Even so every good tree brings forth good fruit; but a corrupt tree brings forth evil fruit. Matthew 7:17
Just like us, our fruit trees need food, water, pruning and nurturing to bear great fruit.
Most fruit trees fair better when they are planted in twos, so you should choose at least two varieties of fruit trees to grow simultaneously. (Like we need relationships, trees need the company of another tree.)
Decide on a place for the trees. Ideally, the trees should be approximately 20 feet apart. (We all need a little space to allow for growth.)
Dig the holes for the trees. The roots should be buried to the same depth as they were at the nursery where you bought the trees. The width of the hole that you dig should be 50 percent larger than the width of the hole at the nursery. (We all need deep roots to ensure great support) Be rooted in Christ!
Add compost to the holes, a few shovelfuls should be fine. (We all need rich soil to support growth.) Read the Bible!
Place the trees into the holes and shovel the dirt from the holes back into place over the tree roots. (We all need to have plenty of coverage.)

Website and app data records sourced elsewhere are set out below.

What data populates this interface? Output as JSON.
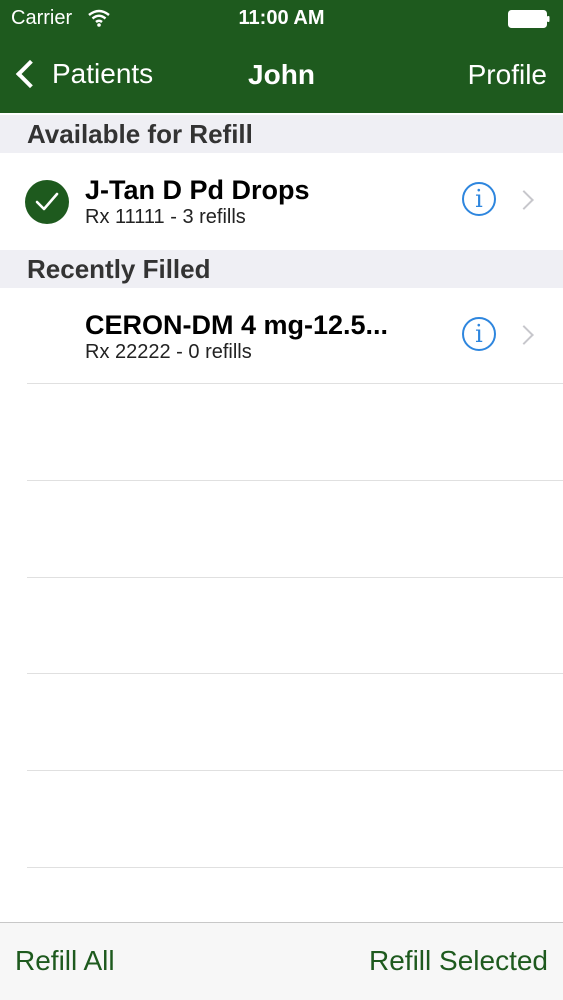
{
  "status_bar": {
    "carrier": "Carrier",
    "time": "11:00 AM"
  },
  "nav": {
    "back_label": "Patients",
    "title": "John",
    "right_label": "Profile"
  },
  "sections": [
    {
      "header": "Available for Refill",
      "items": [
        {
          "name": "J-Tan D Pd Drops",
          "detail": "Rx 11111 - 3 refills",
          "selected": true
        }
      ]
    },
    {
      "header": "Recently Filled",
      "items": [
        {
          "name": "CERON-DM 4 mg-12.5...",
          "detail": "Rx 22222 - 0 refills",
          "selected": false
        }
      ]
    }
  ],
  "toolbar": {
    "refill_all": "Refill All",
    "refill_selected": "Refill Selected"
  },
  "colors": {
    "brand_green": "#1e5a1e",
    "info_blue": "#2e86de",
    "section_bg": "#efeff4"
  }
}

Pack the dirt lightly. (So as not to smother)
Step back and make sure that the trees are standing upright. If not, adjust the trees accordingly. (Make sure you are walking your life in a just and upright fashion, just like a tree, God can help us adjust accordingly.)
Water the soil around the trees. (We all need “the living water.”)
Spread mulch around the trees. This helps with weeds and keeps the dirt at a more regular temperature for the trees. (Cover yourself with the Word of God, keep the weeds out and stay steady.)
Add lawn fertilizer to the soil surrounding the trees twice a year at spring and fall. (We all need the Bread of Life)
Pinch off the trees’ first series of buds. These first flower-like buds should begin appearing during the second year of the trees’ life. By pinching them off, the trees will have more time to develop before producing their first fruits, and this will make for heartier fruit once the fruit begins to ripen. (Just like God prunes us so we can bear great fruits.)
Thin out the branches to prevent the fruit from growing too close together. This should be done around the time when the fruit reaches the size of a quarter. Neglecting this step will result in fruit that is smaller due to clustering. (Great Pruning leads to Great Fruits!!!)